Go, the teacher, feels the hardships in other ways. One of her twin daughters recently had a “pretty severe concussion,” she said, but Go felt like she couldn’t stay home with her. If she did, one of her co-workers would likely be stuck with a jampacked classroom — and all the other unofficial jobs she has to do on a daily basis, from fill-in parent to police officer to relationship advisor when her teenage students’ hormones go into overdrive. Substitutes are hard to come by, she thinks, because the pay — $224 a day — isn’t competitive compared with other jobs with less stress.
“Subs don’t have an easy life,” Go said. “Why would you want to do that when you could go to In-N-Out and worry about if it’s animal-style or not for the same amount of money?”
The unions involved in the Sacramento strike contend that there are hundreds of open positions in the district in virtually every job. Nikki Milevsky, a school psychologist and vice president of the teachers union, puts it at 250 vacancies for teachers and 400 for classified staff — in a district with 2,069 teachers and 1,656 classified staff. That classified staff and teachers walked out together shows the depth of problems in Sacramento — it’s unusual for both to strike at the same time, and it has forced schools to shut down because there was no one left but administrators to watch kids.
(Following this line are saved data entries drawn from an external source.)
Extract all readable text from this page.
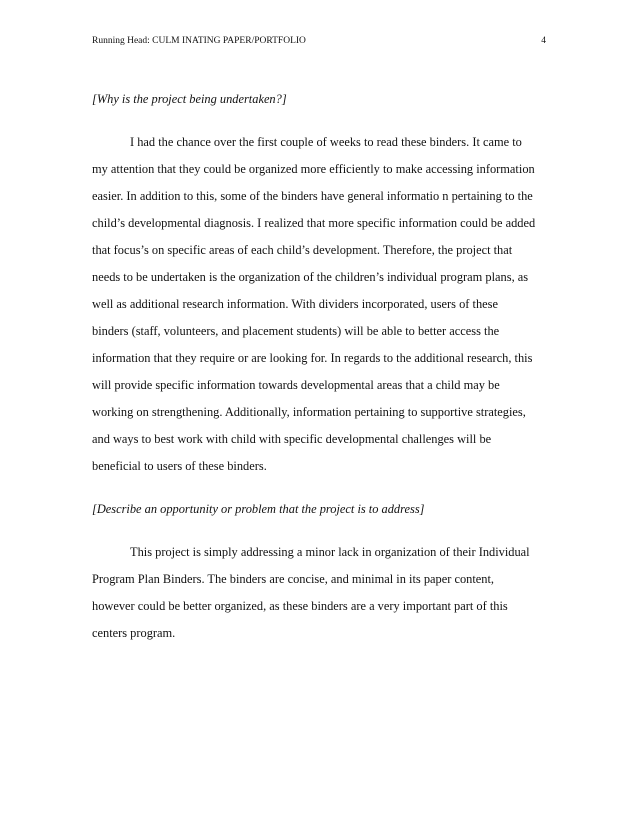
Running Head: CULM INATING PAPER/PORTFOLIO	4
[Why is the project being undertaken?]
I had the chance over the first couple of weeks to read these binders. It came to
my attention that they could be organized more efficiently to make accessing information
easier. In addition to this, some of the binders have general informatio n pertaining to the
child’s developmental diagnosis. I realized that more specific information could be added
that focus’s on specific areas of each child’s development. Therefore, the project that
needs to be undertaken is the organization of the children’s individual program plans, as
well as additional research information. With dividers incorporated, users of these
binders (staff, volunteers, and placement students) will be able to better access the
information that they require or are looking for. In regards to the additional research, this
will provide specific information towards developmental areas that a child may be
working on strengthening. Additionally, information pertaining to supportive strategies,
and ways to best work with child with specific developmental challenges will be
beneficial to users of these binders.
[Describe an opportunity or problem that the project is to address]
This project is simply addressing a minor lack in organization of their Individual
Program Plan Binders. The binders are concise, and minimal in its paper content,
however could be better organized, as these binders are a very important part of this
centers program.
The teachers union says that 10,000 students lack a permanent instructor, and on some days, up to 3,000 don’t even have a substitute. About 547 kids who signed up for independent study haven’t been given a teacher yet, meaning they are learning nothing.
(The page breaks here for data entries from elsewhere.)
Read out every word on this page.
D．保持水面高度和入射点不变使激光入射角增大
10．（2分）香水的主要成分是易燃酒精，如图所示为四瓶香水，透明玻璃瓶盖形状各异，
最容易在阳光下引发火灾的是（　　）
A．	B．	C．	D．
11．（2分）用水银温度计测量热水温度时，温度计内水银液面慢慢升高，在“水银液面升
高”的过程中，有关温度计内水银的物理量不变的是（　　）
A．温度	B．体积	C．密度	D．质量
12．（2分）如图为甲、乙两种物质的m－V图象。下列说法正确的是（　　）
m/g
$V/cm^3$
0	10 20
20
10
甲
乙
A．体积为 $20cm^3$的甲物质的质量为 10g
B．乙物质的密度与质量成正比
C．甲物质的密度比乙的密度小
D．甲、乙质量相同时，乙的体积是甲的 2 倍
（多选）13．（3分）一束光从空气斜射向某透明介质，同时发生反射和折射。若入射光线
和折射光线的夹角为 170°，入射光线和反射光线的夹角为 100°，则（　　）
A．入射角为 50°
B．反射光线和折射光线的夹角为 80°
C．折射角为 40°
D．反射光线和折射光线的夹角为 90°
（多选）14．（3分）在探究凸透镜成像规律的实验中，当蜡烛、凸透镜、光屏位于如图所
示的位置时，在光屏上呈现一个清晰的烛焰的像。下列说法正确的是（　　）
The district says it’s down 127 certificated staff and 293 classified positions. Take the difference as you will, but the district doesn’t dispute it’s in a staffing crisis.
Sacramento teachers want a pay raise to make the district more competitive in hiring. Right now, some surrounding districts pay more but have lesser benefit packages. (Please don’t make me tell you that healthcare is a right, not a privilege.) The teachers want the district to back off of a proposal to make current and retired teachers pay hundreds more to keep a non-HMO health plan. The district says it has made an offer of a pay increase and recruitment bonus and a one-year stipend to offset the health plan issue.
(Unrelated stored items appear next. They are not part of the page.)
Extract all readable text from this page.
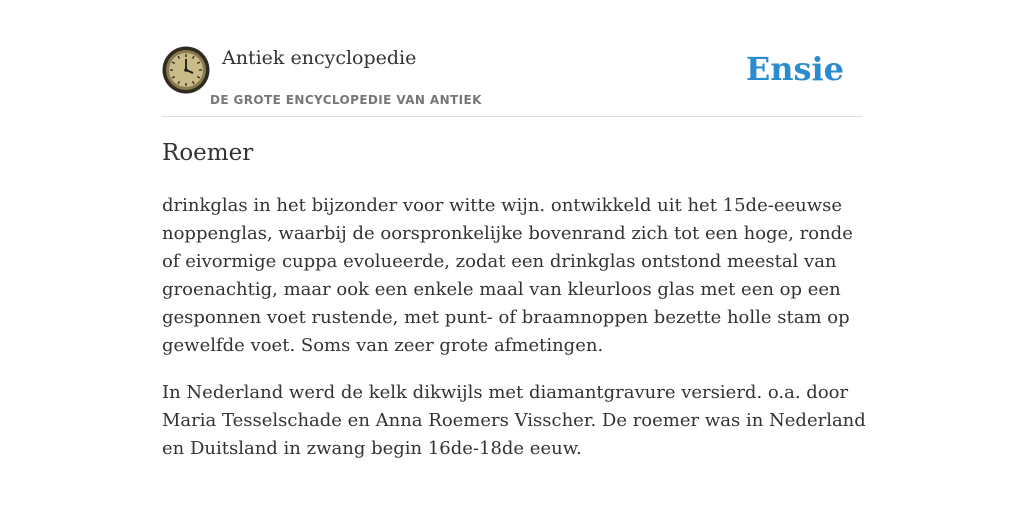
Antiek encyclopedie
DE GROTE ENCYCLOPEDIE VAN ANTIEK
Ensie
Roemer

drinkglas in het bijzonder voor witte wijn. ontwikkeld uit het 15de-eeuwse noppenglas, waarbij de oorspronkelijke bovenrand zich tot een hoge, ronde of eivormige cuppa evolueerde, zodat een drinkglas ontstond meestal van groenachtig, maar ook een enkele maal van kleurloos glas met een op een gesponnen voet rustende, met punt- of braamnoppen bezette holle stam op gewelfde voet. Soms van zeer grote afmetingen.

In Nederland werd de kelk dikwijls met diamantgravure versierd. o.a. door Maria Tesselschade en Anna Roemers Visscher. De roemer was in Nederland en Duitsland in zwang begin 16de-18de eeuw.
Oakland’s school district has its own unique woes, but falling enrollment and lagging state funding are challenges many districts face statewide, in rich and poor areas.
From there it turns contentious. Teachers reject the district’s offer as lowball and assert there is money available to do better, just not the will to invest it in staff. The district says the teachers need to compromise because it can’t afford all of their asks.
For days, there were no negotiations. State Supt. of Public Instruction Tony Thurmond tried to bring everyone to the table, only to be rebuffed by the district. Back home again instead of in the classroom, my eighth grader, a student in Sacramento schools, ate lots of chocolate chip pancakes and watched “Turning Red” on repeat.
There is no end in sight. Though negotiations with both unions have resumed, the shutdown is another blow to parents and families already anxious and stressed out. The last time my daughter had a normal school year, she was in fifth grade. So I understand the frustration, and even anger, of parents that schools are once again closed — and the resentment of parents across the state who are sick and tired of problems with schools, many of which predate the pandemic.
But I went to the strike line three times and I can tell you this — it’s not about the money for these teachers. You can roll your eyes at the unions all you want, but these teachers and support staff want their schools to work, for their students, for themselves, and for our collective future. Because democracy depends on an educated populace and education is a right. And because they are educators, and they’re invested in our kids.
Go doesn’t want to do anything else but teach, even if it means 56 kids sometimes. Even if it means losing $500 a day and striking. Even if it means making some people mad to make schools better.
“I freakin’ love it,” she said. “I do.”